Walk through the door at Dandelions and you enter a young crafter’s paradise. Glitter, beads, jewels, feathers, ribbons and numerous other embellishments fill the bright yellow bins behind the rainbow counter. Small tables, pre-set with blue paper mats, cups of crayons, paintbrushes and markers fill the room. Paint smocks hang on the cheery walls, along with samples of various craft projects.
Around the corner of the desk, an array of crafty possibilities awaits. Picture frames, paper-maché letters, bird houses, felt pillow monsters, and many other items ranging in price from $2.99 to $24.99, sit waiting to be chosen by budding artists.
Nestled in the patio area of the Brookwood Shopping Center between Dillon’s and Boss Hawg’s, Dandelions opened its doors in July. Owner Brenda Ruhnke said her vision was to create a place where kids could make awesome art projects and parents wouldn’t have to worry about the mess.

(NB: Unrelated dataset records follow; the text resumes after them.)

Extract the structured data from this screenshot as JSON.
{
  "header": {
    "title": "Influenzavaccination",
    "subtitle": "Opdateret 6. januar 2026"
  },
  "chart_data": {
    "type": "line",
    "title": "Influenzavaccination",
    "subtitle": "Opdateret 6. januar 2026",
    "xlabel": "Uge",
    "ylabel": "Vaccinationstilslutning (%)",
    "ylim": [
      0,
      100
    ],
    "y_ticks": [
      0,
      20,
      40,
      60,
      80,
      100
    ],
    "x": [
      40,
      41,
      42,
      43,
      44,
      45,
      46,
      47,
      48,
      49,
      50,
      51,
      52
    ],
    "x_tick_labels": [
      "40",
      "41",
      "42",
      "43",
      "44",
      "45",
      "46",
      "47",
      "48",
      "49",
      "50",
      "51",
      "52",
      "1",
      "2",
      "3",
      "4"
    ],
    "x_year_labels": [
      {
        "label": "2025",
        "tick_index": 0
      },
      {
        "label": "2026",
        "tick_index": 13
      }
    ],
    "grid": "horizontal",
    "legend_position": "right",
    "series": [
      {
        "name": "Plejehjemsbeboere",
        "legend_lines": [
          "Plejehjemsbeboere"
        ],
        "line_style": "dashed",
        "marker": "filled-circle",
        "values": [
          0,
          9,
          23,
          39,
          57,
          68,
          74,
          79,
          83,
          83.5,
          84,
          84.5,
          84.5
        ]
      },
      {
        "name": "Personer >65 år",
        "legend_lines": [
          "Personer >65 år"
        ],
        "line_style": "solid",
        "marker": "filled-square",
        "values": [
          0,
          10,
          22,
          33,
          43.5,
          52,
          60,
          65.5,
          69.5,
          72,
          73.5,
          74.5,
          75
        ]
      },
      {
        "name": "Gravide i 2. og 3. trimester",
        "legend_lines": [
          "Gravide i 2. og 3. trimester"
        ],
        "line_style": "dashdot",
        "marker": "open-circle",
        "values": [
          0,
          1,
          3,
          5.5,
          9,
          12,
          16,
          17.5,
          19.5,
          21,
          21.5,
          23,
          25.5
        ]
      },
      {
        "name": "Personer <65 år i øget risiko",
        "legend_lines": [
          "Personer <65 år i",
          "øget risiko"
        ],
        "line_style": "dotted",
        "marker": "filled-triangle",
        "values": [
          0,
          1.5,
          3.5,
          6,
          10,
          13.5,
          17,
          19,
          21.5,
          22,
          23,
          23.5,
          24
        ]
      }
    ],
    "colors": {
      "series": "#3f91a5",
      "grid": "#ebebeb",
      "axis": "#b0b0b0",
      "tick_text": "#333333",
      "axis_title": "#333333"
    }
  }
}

“Kids love to create things,” Brenda said. “But it is hard for parents to have all those art supplies on hand. And, they don’t want to deal with the cleanup at home. Here, the kids can pour paint, sprinkle glitter, spread glue—and we clean up the mess.”

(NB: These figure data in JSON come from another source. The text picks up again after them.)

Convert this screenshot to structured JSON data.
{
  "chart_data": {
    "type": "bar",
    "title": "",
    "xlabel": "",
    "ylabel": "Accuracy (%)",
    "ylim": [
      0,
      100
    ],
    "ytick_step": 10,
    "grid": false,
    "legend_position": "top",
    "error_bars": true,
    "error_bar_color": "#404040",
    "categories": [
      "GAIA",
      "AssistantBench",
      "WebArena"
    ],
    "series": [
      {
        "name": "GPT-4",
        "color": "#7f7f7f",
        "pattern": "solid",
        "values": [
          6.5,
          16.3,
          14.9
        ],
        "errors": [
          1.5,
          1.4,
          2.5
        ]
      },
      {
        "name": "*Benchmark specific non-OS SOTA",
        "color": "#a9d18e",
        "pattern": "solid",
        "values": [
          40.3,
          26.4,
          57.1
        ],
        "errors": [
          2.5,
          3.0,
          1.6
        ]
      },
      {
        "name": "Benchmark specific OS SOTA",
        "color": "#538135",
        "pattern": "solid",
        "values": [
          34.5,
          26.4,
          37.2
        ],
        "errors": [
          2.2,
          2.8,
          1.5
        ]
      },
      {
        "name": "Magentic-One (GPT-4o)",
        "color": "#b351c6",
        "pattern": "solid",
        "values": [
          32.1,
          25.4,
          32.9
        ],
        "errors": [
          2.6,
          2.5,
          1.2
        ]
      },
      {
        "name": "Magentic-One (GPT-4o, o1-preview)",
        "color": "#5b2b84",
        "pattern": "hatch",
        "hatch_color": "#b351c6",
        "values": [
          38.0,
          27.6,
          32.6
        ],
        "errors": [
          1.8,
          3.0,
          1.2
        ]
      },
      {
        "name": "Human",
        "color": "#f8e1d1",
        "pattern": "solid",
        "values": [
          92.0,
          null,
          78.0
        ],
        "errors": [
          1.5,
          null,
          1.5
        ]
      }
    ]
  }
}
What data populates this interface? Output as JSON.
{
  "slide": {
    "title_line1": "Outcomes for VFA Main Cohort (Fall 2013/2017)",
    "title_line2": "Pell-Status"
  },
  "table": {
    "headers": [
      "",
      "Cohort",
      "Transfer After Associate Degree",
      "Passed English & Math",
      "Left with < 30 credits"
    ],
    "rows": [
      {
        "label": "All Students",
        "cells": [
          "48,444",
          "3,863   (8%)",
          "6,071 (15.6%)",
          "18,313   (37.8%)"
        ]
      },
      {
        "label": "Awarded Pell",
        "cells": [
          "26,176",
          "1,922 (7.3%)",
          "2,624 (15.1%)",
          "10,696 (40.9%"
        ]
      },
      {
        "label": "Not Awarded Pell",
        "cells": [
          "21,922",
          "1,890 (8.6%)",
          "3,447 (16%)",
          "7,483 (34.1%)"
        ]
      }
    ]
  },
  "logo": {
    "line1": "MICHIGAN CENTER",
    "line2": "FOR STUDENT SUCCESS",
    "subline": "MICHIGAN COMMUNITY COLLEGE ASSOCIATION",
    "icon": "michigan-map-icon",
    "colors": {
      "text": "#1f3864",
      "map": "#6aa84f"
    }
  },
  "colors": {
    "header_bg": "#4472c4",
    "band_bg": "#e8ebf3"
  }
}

Brenda knows a little bit about cleaning up after kids. As a stay-at-home mother who ran a day care for 27 years, she had plenty of practice. Five years ago, after the last of her day-care kids hit school age, she took a full-time job in the corporate world. However, she missed working with kids. So much so, that after a trip to Kansas City with her granddaughter, where they visited a similar craft store, she began forming plans to open her own place in Topeka.

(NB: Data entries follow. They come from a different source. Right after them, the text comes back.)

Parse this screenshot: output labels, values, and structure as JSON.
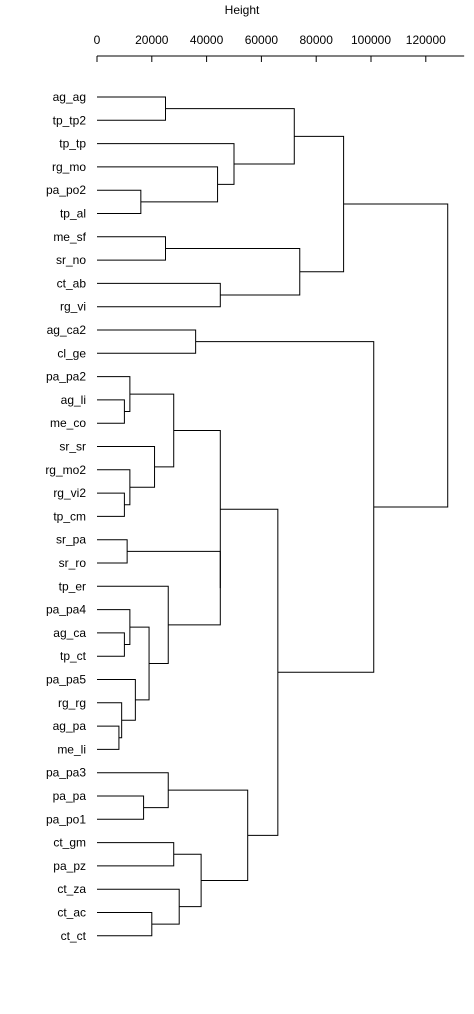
{
  "chart_data": {
    "type": "dendrogram",
    "title": "",
    "axis": {
      "label": "Height",
      "range": [
        0,
        134000
      ],
      "ticks": [
        0,
        20000,
        40000,
        60000,
        80000,
        100000,
        120000
      ]
    },
    "leaves": [
      "ag_ag",
      "tp_tp2",
      "tp_tp",
      "rg_mo",
      "pa_po2",
      "tp_al",
      "me_sf",
      "sr_no",
      "ct_ab",
      "rg_vi",
      "ag_ca2",
      "cl_ge",
      "pa_pa2",
      "ag_li",
      "me_co",
      "sr_sr",
      "rg_mo2",
      "rg_vi2",
      "tp_cm",
      "sr_pa",
      "sr_ro",
      "tp_er",
      "pa_pa4",
      "ag_ca",
      "tp_ct",
      "pa_pa5",
      "rg_rg",
      "ag_pa",
      "me_li",
      "pa_pa3",
      "pa_pa",
      "pa_po1",
      "ct_gm",
      "pa_pz",
      "ct_za",
      "ct_ac",
      "ct_ct"
    ],
    "merges": [
      {
        "id": "n1",
        "a": "ag_ag",
        "b": "tp_tp2",
        "height": 25000
      },
      {
        "id": "n2",
        "a": "pa_po2",
        "b": "tp_al",
        "height": 16000
      },
      {
        "id": "n3",
        "a": "rg_mo",
        "b": "n2",
        "height": 44000
      },
      {
        "id": "n4",
        "a": "tp_tp",
        "b": "n3",
        "height": 50000
      },
      {
        "id": "n5",
        "a": "n1",
        "b": "n4",
        "height": 72000
      },
      {
        "id": "n6",
        "a": "me_sf",
        "b": "sr_no",
        "height": 25000
      },
      {
        "id": "n7",
        "a": "ct_ab",
        "b": "rg_vi",
        "height": 45000
      },
      {
        "id": "n8",
        "a": "n6",
        "b": "n7",
        "height": 74000
      },
      {
        "id": "n9",
        "a": "n5",
        "b": "n8",
        "height": 90000
      },
      {
        "id": "n10",
        "a": "ag_ca2",
        "b": "cl_ge",
        "height": 36000
      },
      {
        "id": "n11",
        "a": "ag_li",
        "b": "me_co",
        "height": 10000
      },
      {
        "id": "n12",
        "a": "pa_pa2",
        "b": "n11",
        "height": 12000
      },
      {
        "id": "n13",
        "a": "rg_vi2",
        "b": "tp_cm",
        "height": 10000
      },
      {
        "id": "n14",
        "a": "rg_mo2",
        "b": "n13",
        "height": 12000
      },
      {
        "id": "n15",
        "a": "sr_sr",
        "b": "n14",
        "height": 21000
      },
      {
        "id": "n16",
        "a": "n12",
        "b": "n15",
        "height": 28000
      },
      {
        "id": "n17",
        "a": "sr_pa",
        "b": "sr_ro",
        "height": 11000
      },
      {
        "id": "n18",
        "a": "ag_ca",
        "b": "tp_ct",
        "height": 10000
      },
      {
        "id": "n19",
        "a": "pa_pa4",
        "b": "n18",
        "height": 12000
      },
      {
        "id": "n20",
        "a": "ag_pa",
        "b": "me_li",
        "height": 8000
      },
      {
        "id": "n21",
        "a": "rg_rg",
        "b": "n20",
        "height": 9000
      },
      {
        "id": "n22",
        "a": "pa_pa5",
        "b": "n21",
        "height": 14000
      },
      {
        "id": "n23",
        "a": "n19",
        "b": "n22",
        "height": 19000
      },
      {
        "id": "n24",
        "a": "tp_er",
        "b": "n23",
        "height": 26000
      },
      {
        "id": "n25",
        "a": "n17",
        "b": "n24",
        "height": 45000
      },
      {
        "id": "n26",
        "a": "n16",
        "b": "n25",
        "height": 45000
      },
      {
        "id": "n27",
        "a": "pa_pa",
        "b": "pa_po1",
        "height": 17000
      },
      {
        "id": "n28",
        "a": "pa_pa3",
        "b": "n27",
        "height": 26000
      },
      {
        "id": "n29",
        "a": "ct_gm",
        "b": "pa_pz",
        "height": 28000
      },
      {
        "id": "n30",
        "a": "ct_ac",
        "b": "ct_ct",
        "height": 20000
      },
      {
        "id": "n31",
        "a": "ct_za",
        "b": "n30",
        "height": 30000
      },
      {
        "id": "n32",
        "a": "n29",
        "b": "n31",
        "height": 38000
      },
      {
        "id": "n33",
        "a": "n28",
        "b": "n32",
        "height": 55000
      },
      {
        "id": "n34",
        "a": "n26",
        "b": "n33",
        "height": 66000
      },
      {
        "id": "n35",
        "a": "n10",
        "b": "n34",
        "height": 101000
      },
      {
        "id": "n36",
        "a": "n9",
        "b": "n35",
        "height": 128000
      }
    ]
  }
}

Thanks to some guidance from the Washburn Small
Business Development Center and help from friends and family, Brenda cashed in her 401K and made that dream a reality.
“I can’t think of anything I would rather do,” Brenda said. “When I am working with a child, helping put glitter on or pour paint, it is pure joy for me.”
Brenda hopes to bring in some pre-school classes and set up arrangements with local teachers so kids can come in and make their school projects in her store. She has planned store hours around local school calendars so that when kids are out of school for holidays or in-service days, they can have a place to spend a few hours doing something fun.
And because no one is ever too old for crafts, she is planning a ladies night each week to give artsy adults a chance to get in on the fun.
While parents are not allowed to just drop their kids off at Dandelions, they don’t have to actively participate in the craft projects if they don’t want too. However, according to a brightly colored sign hanging on the wall, “Children left unattended will be sent home with an open bottle of glitter.”
WHAT’S WITH THE NAME? Brenda said it has special meaning to her. “Dandelions. Adults see them as weeds. Children see them as wishes.”